J’aimerais que cette pièce soit un hommage à ma chère Europe, à ses langues, à sa culture ! Les deux femmes qui se parlent, l’une germaine, l’autre latine, se réclament d’identités multiples : l’antiquité gréco-romaine, la mythologie et les paysages du Nord, le christianisme et le judaïsme. Mes sources me permettent même de mettre dans la bouche de Faustine une allusion d’ouverture à l’islam.
Je verserais dans la médisance si je nommais l’auteure, française, de la phrase : « Sur la reine Christine, beaucoup de sources, rédigées en langue vulgaire, restent inaccessibles » – entendez « en langue suédoise ». Faustina et Christine, qui ont à cœur de cultiver nos « langues vulgaires », ne manqueront pas de se poser des questions sur Babel et sur l’illusion de la langue unique.
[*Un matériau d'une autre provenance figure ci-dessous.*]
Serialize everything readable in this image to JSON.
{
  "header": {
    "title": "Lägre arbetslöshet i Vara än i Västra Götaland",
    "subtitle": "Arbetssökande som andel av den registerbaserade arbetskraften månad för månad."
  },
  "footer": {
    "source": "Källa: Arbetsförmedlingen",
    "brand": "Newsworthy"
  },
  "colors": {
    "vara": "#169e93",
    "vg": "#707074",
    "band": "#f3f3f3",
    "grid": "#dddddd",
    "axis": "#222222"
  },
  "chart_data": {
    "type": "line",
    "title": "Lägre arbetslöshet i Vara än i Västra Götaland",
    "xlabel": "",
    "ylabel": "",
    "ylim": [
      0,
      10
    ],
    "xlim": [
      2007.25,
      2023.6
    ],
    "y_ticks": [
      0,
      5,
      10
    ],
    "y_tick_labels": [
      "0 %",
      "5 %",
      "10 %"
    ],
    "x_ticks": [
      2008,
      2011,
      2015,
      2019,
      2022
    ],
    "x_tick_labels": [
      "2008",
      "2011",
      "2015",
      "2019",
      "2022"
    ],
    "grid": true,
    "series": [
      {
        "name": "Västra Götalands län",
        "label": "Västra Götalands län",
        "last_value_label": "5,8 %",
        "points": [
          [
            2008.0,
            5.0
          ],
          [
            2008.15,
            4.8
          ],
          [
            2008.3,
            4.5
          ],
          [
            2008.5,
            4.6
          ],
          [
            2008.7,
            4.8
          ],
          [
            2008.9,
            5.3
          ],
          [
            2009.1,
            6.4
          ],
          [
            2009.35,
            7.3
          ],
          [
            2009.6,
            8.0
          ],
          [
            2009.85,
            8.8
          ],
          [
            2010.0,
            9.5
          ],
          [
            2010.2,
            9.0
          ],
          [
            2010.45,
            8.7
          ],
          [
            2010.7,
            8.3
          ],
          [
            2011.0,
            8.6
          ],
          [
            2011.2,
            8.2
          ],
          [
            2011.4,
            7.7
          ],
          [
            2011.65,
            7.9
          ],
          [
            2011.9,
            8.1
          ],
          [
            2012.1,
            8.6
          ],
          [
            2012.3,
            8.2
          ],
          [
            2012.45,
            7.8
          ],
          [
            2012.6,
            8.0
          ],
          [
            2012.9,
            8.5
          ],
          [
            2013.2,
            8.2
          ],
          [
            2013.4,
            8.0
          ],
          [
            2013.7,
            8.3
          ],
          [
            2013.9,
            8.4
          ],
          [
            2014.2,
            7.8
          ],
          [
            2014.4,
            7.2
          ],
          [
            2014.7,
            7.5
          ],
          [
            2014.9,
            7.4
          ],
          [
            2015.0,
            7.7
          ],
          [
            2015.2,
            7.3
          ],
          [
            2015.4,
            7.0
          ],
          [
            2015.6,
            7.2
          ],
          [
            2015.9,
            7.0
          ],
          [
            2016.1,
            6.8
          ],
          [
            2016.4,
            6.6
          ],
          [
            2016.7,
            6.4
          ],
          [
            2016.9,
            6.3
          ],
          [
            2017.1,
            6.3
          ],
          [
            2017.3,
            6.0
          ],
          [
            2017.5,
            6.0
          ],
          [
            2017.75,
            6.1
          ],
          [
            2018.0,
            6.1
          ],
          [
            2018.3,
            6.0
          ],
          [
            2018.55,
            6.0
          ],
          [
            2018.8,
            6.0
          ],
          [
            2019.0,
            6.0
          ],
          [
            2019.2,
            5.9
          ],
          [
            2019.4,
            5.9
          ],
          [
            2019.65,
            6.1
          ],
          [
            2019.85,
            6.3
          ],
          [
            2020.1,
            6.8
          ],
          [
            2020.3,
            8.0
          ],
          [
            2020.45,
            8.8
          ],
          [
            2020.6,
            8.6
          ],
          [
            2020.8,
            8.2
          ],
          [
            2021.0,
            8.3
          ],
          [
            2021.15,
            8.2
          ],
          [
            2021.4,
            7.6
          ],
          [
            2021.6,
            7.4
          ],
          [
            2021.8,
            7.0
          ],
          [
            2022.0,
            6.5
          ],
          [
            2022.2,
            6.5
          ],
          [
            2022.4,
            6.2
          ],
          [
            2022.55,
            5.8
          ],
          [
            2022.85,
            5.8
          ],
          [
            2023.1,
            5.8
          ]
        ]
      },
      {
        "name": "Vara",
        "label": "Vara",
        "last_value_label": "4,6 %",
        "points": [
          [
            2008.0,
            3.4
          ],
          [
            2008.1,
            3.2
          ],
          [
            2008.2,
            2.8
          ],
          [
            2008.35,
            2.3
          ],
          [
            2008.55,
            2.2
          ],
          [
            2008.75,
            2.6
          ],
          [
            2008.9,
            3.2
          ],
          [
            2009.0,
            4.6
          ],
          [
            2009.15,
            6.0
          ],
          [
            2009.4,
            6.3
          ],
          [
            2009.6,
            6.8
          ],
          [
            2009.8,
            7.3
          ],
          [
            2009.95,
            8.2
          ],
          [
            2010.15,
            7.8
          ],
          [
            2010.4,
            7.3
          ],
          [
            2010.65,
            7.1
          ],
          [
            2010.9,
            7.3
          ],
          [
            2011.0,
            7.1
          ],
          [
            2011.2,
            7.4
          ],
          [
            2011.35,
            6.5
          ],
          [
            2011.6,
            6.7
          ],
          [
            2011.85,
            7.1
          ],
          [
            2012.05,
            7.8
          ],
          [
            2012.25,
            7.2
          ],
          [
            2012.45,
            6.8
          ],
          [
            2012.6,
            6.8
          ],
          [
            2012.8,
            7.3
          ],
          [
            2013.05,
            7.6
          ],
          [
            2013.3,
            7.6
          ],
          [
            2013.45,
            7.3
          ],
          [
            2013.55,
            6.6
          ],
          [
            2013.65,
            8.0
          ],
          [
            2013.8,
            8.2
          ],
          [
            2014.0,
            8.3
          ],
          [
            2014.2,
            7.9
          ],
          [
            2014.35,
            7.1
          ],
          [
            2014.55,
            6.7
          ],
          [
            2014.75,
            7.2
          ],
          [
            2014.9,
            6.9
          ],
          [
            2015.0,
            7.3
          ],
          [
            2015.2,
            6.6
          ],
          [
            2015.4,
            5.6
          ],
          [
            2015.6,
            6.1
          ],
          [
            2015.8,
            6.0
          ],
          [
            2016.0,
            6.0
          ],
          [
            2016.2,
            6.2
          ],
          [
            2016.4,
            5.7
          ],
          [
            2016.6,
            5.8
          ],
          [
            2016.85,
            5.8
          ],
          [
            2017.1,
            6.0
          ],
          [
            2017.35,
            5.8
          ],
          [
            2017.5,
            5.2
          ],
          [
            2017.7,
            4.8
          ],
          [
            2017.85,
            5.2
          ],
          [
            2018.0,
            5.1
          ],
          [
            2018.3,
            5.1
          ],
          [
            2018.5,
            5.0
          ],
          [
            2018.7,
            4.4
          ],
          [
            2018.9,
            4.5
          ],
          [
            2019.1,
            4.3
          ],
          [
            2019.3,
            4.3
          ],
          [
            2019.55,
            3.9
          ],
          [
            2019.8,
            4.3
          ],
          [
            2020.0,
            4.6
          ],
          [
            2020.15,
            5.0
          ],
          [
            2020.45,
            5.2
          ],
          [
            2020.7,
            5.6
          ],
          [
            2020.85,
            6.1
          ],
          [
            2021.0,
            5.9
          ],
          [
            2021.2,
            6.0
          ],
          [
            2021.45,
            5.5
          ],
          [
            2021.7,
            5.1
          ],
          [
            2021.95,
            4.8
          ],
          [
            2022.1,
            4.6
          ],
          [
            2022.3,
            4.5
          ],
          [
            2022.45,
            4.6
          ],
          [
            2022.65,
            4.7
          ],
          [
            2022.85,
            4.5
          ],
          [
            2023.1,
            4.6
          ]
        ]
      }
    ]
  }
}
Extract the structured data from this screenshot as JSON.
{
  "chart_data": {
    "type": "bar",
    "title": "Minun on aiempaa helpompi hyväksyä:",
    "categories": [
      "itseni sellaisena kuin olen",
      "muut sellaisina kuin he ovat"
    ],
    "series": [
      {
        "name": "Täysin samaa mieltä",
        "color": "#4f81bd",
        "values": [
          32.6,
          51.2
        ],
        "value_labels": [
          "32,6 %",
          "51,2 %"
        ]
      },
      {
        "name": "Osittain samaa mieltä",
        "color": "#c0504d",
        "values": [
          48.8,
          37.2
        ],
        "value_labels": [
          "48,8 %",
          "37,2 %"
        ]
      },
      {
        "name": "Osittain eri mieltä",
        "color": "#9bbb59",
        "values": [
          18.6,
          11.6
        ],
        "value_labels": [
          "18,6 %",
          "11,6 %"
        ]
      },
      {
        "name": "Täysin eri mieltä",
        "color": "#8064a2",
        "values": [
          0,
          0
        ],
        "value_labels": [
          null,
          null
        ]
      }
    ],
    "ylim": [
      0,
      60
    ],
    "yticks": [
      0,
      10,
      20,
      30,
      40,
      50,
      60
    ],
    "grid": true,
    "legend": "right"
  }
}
Étudier l’histoire des anciens temps nous éclaire sur nos jours !
Étrange Scandinavie est le titre d’un poème qui m’est venu pendant l’été 1968 en Suède, lors d’un colloque de philosophie esthétique à l’Université d’Uppsal, auquel participaient Jacques Dubois, le regretté Philippe Minguet, Pierre Somville et Gianni Vattimo :
On aurait dit le ciel de Rome
Tombé dans les rues de Stockholm.
Et la chanson (musique de Françoise Laroche) se terminait par :
Si loin de la Scandinavie,
Tout aussi loin de l’Italie.
À la fois réelle et métaphorique, cette tension entre Rome et Stockholm, jadis perçue au Nord, récemment réveillée au Sud, trouverait-elle sa résolution grâce à la rencontre de Faustina et la Reine ? (Tel était le titre de travail, titre provisoire, de ma pièce) Puisse la petite histoire, une fois encore, rejoindre l’Histoire avec ses projections sur notre commun avenir.